Paul’s bowels were churning down low. He tried not to let his father see how upset he’d become. “I’m listening.”
“You know I like Jet,” Max said. “I’ve protected her from the club’s retaliation for years. When she got Dave Cowart sent to jail, then went after Dr. Lacey’s license, I kept the club from hitting back at her. And they didn’t appreciate that, I can tell you.”
“Dad, for God’s sake—”
“I talked to your mother about this before she passed.”
Paul blanched. “You didn’t.”
“Had to, son. Sally saw a lot, and I wondered if she’d suspected anything. Turns out she did. She’d been worried about Jet leaving for a long time. She’d even talked to her about it, like women do. What she found out, I can hardly bear to tell you. But you have to know. Because who knows what they might be planning now? Look what they did to me. They’re desperate now. They’ve got to be worried I’m going to tell you everything.”
“Are you telling me this has something to do with Mom killing herself?”
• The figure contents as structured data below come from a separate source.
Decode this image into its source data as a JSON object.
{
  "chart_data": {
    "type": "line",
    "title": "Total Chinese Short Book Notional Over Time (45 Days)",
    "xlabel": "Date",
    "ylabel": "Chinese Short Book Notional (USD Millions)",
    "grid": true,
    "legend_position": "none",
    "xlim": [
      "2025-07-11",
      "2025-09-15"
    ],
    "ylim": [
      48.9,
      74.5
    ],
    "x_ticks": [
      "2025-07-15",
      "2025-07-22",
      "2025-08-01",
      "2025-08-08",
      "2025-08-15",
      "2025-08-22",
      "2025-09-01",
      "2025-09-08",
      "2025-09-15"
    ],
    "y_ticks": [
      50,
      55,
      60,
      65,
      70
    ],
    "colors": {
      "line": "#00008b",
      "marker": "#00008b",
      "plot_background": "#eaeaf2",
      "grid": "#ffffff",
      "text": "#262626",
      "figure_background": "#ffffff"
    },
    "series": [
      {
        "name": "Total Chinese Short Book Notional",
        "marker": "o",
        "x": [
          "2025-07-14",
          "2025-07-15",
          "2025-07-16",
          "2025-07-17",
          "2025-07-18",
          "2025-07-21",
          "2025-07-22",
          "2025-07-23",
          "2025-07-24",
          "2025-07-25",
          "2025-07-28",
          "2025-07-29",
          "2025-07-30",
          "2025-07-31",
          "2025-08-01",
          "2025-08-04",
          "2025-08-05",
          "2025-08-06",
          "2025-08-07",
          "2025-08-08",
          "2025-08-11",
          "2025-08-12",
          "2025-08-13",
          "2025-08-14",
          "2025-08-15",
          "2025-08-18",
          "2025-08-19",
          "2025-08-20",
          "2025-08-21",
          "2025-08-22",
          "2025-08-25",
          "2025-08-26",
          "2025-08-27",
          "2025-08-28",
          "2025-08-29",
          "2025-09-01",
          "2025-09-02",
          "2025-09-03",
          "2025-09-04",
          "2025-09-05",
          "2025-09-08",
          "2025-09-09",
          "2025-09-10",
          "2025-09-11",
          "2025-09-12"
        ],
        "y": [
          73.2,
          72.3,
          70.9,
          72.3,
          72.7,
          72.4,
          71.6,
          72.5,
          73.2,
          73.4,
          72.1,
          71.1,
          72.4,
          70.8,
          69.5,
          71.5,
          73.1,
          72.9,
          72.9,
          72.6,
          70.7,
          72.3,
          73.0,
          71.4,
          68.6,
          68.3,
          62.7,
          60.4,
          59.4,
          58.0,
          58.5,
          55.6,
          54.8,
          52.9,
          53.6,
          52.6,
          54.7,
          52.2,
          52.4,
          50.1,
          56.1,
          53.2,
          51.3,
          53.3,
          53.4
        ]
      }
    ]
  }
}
Max gave a somber nod. “No doubt about it. Your mother was already depressed about her illness. I didn’t know she was sick, but I knew Sally. She dreaded any affliction like that. But this affair with Marshall . . . she worried it would drive you to suicide. She didn’t know you like I do, Paul. I know you’re going to do what’s necessary, after we talk. This is why I had to tell the cops that bullshit story about Margaret Sullivan. I didn’t dare tell them what really pushed your mother to the edge.”
“Mama thought I’d kill myself over Jet having an affair?”
“No, no, hell no. Listen, son. You’ve got to steel yourself for this. It’s the hardest thing you’ll ever have to face in your life.”
Paul had no idea what could push his father into this kind of mood. “I’m ready. What is it?”
“Kevin isn’t your son. Not biologically.”